= Jos Beijnen =

Dutch pharmacist (born 1956)

Jacob Hendrik "Jos" Beijnen (born 5 June 1956) is a Dutch pharmacist. He is the hospital pharmacist of the Netherlands Cancer Institute/Antoni van Leeuwenhoekziekenhuis and previously held the same position at the Slotervaartziekenhuis. He has been a professor at the pharmaceutical faculty of Utrecht University since 1994.

==Career==
Beijnen was born on 5 June 1956 in Beusichem. He studied pharmacy at Utrecht University and earned his doctor title in 1986 under professor A. Hulshoff. In 1994 he was appointed professor of bioanalysis at Utrecht University. In 1999 his chair was changed to analytical medicinaltoxicology. Beijnen was the doctoral advisor with the highest number of students obtaining a doctor title at Utrecht University in 2004, 2009, and 2013.

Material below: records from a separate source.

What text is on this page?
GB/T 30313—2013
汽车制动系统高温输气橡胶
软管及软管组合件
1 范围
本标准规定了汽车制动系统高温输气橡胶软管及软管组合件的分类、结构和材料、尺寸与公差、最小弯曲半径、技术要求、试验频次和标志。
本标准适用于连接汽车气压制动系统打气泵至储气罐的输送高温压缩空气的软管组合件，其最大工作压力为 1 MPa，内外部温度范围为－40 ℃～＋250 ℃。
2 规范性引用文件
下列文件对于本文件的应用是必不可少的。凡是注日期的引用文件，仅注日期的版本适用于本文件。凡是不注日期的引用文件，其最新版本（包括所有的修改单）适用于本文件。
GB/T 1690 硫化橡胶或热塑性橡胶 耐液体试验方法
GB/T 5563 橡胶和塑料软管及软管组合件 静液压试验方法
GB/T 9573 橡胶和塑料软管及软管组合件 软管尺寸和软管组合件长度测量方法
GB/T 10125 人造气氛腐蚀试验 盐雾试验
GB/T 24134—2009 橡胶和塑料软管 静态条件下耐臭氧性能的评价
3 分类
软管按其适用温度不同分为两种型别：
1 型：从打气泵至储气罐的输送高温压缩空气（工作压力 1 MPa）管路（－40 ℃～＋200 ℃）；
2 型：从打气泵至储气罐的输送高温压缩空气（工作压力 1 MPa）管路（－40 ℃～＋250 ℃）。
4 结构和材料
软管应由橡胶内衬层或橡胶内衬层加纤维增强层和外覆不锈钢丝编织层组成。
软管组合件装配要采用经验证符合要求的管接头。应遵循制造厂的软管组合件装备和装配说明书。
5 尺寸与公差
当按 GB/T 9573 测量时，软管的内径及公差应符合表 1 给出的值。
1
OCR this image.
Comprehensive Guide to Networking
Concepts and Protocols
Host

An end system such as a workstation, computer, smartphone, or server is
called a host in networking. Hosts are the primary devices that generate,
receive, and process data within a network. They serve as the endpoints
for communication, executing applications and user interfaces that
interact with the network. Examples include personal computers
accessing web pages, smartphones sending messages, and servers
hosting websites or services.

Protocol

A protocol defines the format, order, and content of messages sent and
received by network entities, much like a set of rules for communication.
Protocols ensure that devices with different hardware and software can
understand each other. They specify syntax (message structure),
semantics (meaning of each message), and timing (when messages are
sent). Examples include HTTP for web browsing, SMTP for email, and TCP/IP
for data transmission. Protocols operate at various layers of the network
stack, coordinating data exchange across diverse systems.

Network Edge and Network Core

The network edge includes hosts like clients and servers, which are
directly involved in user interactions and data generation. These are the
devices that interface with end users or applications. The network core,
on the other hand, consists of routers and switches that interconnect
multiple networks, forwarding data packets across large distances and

Beijnen was one of two members of the Board of the Slotervaartziekenhuis until 1 February 2014. In the years before the director of the hospital had been suspended and later sacked. The board members including Beijnen wished to sell the hospital to a certain party while the previous director sought to prevent this. Beijen and the other member of the board were replaced shortly after the takeover of the hospital by the MC Groep. After resigning from the board Beijnen stayed on as the hospital pharmacist of the combined Netherlands Cancer Institute/Antoni van Leeuwenhoekziekenhuis.

As hospital pharmacist of the Slotervaartziekenhuis Beijnen was since 1998 involved in the scientific experiment of selling heroin in a controlled environment to local addicts. A monopoly position was granted by the Ministry of Health, Welfare and Sport to the Slotervaartziekenhuis for the production of heroin. In November 2015 criticism was raised at both the hospital and Beijnen for their roles in overcharging the Ministry for several years.

Beijnen was elected a member of the Royal Netherlands Academy of Arts and Sciences in 2010.